A resident who first proposed her village house Ukrainian refugee families has said glitches and delays have left her “ashamed to be British”.
The first Ukrainian family will arrive in North Moreton, near Didcot, Oxfordshire, on Thursday.
But Polly Vacher said residents want to take in more as soon as possible so new arrivals are not left isolated.
The Home Office admitted “progress approving visas has not been good enough”.
Mrs Vacher said the family – a mother and two children – arriving was “fantastic” and a “glimmer of good news”.
But she said some of the village’s 350 residents are frustrated by a lack of progress on more than 40 other applications.

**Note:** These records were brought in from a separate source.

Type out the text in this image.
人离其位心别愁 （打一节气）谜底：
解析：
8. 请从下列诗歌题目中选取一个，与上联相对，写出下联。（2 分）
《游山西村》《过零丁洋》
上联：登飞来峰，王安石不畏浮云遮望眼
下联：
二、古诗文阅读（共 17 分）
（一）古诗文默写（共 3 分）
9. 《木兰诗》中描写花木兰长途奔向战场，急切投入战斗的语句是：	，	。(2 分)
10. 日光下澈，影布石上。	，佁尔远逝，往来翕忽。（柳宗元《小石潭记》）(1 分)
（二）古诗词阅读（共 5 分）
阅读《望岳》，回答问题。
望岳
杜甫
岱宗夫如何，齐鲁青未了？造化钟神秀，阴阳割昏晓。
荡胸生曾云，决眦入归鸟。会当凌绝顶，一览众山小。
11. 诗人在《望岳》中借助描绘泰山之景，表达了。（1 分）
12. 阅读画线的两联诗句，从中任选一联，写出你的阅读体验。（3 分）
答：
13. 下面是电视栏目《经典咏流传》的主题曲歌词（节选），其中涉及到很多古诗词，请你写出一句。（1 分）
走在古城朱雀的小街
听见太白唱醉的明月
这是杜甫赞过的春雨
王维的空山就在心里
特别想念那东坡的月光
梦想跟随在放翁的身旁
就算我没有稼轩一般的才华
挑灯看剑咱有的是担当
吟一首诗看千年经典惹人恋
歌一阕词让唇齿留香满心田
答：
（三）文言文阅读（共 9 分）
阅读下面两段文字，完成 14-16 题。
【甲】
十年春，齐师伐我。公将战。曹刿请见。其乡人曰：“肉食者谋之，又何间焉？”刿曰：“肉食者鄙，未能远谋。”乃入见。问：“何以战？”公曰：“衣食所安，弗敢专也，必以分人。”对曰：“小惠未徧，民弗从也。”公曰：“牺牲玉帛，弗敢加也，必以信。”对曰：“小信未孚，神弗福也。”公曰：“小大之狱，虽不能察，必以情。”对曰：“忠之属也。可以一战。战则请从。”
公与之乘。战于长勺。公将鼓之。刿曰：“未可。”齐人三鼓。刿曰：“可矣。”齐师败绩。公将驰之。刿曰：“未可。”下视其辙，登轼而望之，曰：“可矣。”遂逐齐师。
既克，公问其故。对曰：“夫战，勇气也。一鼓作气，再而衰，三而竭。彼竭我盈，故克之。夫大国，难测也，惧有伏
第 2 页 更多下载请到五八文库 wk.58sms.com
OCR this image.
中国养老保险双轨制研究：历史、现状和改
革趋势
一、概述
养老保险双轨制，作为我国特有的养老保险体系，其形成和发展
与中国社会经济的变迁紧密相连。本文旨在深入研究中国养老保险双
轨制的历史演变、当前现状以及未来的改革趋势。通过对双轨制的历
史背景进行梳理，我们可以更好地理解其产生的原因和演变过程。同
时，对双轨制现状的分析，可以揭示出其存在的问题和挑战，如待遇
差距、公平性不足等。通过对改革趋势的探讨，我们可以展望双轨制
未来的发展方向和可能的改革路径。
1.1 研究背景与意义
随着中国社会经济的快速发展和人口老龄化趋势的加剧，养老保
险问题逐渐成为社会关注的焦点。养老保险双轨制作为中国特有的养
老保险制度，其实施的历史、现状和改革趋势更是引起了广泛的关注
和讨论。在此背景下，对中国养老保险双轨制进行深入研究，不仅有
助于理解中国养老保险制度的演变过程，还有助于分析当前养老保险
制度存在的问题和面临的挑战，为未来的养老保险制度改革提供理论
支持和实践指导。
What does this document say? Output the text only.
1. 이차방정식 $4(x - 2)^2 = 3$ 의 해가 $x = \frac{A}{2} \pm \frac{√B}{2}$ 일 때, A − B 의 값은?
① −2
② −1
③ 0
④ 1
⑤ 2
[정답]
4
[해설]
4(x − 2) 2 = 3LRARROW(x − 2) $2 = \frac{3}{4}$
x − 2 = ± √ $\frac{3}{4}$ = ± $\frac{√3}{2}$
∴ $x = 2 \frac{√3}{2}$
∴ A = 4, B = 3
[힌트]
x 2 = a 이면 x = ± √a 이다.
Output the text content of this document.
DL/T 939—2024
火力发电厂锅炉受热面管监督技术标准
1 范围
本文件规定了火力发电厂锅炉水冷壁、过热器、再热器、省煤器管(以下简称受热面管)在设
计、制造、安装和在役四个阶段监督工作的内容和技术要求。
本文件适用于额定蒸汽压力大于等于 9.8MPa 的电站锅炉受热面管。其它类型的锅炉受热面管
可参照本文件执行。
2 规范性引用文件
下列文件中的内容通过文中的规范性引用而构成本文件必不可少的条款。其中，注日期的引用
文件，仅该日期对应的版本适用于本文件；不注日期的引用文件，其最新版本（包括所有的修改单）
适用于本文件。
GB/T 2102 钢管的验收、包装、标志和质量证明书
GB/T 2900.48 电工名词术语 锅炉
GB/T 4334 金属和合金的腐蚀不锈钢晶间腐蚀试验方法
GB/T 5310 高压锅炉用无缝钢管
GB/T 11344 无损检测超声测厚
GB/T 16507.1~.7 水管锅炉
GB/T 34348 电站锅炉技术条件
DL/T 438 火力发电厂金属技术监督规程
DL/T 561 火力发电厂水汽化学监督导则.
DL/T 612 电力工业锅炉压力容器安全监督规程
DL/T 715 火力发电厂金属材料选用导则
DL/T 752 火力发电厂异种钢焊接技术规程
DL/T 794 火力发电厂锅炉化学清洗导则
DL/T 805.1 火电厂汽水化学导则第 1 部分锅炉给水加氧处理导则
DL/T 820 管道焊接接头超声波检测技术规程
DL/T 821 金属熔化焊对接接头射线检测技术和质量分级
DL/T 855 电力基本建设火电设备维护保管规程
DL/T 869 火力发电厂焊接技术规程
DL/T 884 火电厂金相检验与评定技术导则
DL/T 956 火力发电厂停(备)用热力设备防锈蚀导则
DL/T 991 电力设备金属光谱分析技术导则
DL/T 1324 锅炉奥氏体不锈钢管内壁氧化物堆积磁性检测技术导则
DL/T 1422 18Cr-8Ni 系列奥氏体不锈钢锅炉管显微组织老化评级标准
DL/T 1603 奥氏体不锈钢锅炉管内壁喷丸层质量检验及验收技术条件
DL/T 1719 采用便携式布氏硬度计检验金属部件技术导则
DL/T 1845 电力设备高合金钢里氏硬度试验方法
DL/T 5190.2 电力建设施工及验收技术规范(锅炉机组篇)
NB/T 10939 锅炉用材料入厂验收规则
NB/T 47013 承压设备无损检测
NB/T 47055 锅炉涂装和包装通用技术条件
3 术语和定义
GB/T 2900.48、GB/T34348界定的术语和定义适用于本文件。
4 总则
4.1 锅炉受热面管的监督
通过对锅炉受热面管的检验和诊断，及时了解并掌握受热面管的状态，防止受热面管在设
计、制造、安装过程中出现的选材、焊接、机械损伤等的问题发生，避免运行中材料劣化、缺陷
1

“Although we’re excited about it, it is only a glimmer [of good news] because they’re going to be isolated,” she said.
She said villagers had taken concerns about the applications’ lack of progress to Didcot MP David Johnston, who Mrs Vacher said will address concerns with the Home Office on Thursday.
“It’s a disgrace, I’m ashamed to be British for the first time in my 78 years,” she said of the delays.
A government spokesperson said: “The Homes for Ukraine scheme was set up in record time but we acknowledge progress approving visas has not been good enough.
“The Home Office has made changes to visa processing, the application form has been streamlined, Ukrainian passport holders can now apply online and do their biometrics checks once in the UK, and greater resource has gone into the system.”
They said the changes were now “allowing us to welcome people faster, while still maintaining security checks which ensure those who could pose a threat to our safety are prevented from getting here and human trafficking is addressed”.